Given the actuarial valuation, the reserve assets must achieve a 1.7% real return. Future real long-term interest rates are set to be 2.7% in the investment committee’s "upside scenario" and 1.9% in its "downside scenario". Future inflation rates are set to be 1.2% on the upside and 0.9% on the downside.

The net result of the changes made to the fund’s asset mix was a 12% overall return for the portfolio in fiscal 2014 (to the end of March 2015), as reported, with Japanese and international equity exposures providing much of the excess return. It was the best result the fund had recorded since it was set up in 2001.

Mitani explained that with the new policy asset mix in place, “we are enhancing our internal controls and risk management structures, and we are developing human resources with expertise to further improve our investment capabilities.”
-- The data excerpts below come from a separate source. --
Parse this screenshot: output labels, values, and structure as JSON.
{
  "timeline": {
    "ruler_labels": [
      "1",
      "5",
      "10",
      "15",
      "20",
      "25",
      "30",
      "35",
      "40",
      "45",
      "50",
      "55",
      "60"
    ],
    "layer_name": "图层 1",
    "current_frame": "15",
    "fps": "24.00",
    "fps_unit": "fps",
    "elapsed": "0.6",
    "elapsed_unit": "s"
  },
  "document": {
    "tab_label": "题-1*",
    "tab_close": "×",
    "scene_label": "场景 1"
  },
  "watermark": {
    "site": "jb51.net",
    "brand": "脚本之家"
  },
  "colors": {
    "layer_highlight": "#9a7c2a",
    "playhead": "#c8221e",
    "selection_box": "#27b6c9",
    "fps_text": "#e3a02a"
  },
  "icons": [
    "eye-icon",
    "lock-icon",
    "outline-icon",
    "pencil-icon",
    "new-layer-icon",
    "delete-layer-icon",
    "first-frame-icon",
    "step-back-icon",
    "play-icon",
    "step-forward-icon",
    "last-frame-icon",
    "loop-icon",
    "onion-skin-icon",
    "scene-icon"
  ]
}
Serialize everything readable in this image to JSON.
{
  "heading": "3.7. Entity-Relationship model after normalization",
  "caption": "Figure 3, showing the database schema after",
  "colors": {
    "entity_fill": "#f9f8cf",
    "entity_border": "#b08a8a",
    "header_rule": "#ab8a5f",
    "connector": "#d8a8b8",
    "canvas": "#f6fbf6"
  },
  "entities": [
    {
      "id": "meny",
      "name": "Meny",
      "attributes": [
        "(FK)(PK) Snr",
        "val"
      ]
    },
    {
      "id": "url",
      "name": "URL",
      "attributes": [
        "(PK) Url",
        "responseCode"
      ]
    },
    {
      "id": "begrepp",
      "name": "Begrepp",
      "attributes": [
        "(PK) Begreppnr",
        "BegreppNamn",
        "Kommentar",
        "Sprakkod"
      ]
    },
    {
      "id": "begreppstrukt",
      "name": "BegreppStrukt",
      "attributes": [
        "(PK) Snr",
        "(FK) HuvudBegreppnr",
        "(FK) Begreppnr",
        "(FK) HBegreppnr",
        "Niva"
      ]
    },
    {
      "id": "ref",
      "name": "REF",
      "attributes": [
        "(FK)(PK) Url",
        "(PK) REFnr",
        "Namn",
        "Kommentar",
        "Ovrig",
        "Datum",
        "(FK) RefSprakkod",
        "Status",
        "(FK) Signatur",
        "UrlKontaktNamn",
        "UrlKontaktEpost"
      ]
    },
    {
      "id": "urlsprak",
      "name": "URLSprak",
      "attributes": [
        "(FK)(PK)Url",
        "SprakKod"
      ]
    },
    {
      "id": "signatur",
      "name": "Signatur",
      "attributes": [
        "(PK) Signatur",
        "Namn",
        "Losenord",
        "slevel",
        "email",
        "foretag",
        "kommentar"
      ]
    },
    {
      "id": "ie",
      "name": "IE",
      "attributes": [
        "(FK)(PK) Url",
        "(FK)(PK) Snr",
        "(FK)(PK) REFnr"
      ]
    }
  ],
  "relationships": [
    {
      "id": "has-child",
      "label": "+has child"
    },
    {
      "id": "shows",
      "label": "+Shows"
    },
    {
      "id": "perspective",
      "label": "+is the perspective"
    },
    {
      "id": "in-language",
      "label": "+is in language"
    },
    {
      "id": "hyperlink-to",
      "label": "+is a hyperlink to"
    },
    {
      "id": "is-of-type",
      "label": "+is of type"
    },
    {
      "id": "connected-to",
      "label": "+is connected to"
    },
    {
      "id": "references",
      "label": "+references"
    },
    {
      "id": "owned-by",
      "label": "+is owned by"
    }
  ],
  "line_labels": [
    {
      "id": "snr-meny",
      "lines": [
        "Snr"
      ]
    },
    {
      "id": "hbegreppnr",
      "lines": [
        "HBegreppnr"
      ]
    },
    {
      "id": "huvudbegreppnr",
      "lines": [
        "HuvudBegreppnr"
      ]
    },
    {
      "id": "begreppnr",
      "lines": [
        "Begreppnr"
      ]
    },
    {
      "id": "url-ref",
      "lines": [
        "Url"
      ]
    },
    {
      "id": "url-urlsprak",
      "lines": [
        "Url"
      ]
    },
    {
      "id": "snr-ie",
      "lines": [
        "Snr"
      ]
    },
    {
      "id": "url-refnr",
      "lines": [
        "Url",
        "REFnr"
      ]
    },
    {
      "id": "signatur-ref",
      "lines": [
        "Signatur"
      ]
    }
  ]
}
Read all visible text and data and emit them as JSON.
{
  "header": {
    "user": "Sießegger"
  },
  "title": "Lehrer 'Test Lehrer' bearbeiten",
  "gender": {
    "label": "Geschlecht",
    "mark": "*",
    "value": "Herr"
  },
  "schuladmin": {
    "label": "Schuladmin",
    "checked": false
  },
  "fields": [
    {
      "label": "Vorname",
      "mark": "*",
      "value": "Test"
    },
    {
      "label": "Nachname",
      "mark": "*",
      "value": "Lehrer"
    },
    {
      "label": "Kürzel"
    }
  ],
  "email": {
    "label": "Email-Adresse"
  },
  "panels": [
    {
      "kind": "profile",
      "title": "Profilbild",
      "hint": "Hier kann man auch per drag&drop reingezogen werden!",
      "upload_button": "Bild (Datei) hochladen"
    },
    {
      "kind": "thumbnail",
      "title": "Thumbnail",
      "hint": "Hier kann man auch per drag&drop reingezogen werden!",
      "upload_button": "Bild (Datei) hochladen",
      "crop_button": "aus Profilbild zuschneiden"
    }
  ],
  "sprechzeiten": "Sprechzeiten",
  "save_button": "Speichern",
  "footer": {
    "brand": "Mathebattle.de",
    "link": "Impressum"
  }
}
The new management is also working on a plan to introduce alternatives to a maximum 5% of the overall portfolio. Other innovations for GPIF include a move into smart-beta investing and the introduction of a performance-based fee structure for active managers, to replace its fixed-fee approach.

On September 16th, GPIF became a signatory to the United Nations' PRI as a demonstration of its commitment to environmental, social and governance (ESG) issues. In a statement the fund said, "It is our belief that considering ESG issues properly will lead to increases in corporate value, foster sustainable growth of the investee companies and enhance the medium to long-term for the pension recipients.

PRI signatories agree to incorporate ESG issues into their investment analysis and decision-making, seeking appropriate disclosure from investee companies and external managers. 

Encouraging its external fund managers to advance their activities for improving corporate value and signing up to the PRI, "is compatible with our philosophy that investment management of the public pension fund should be conducted safely and effectively for the benefit of the pension recipients from a long-term perspective," said the GPIF.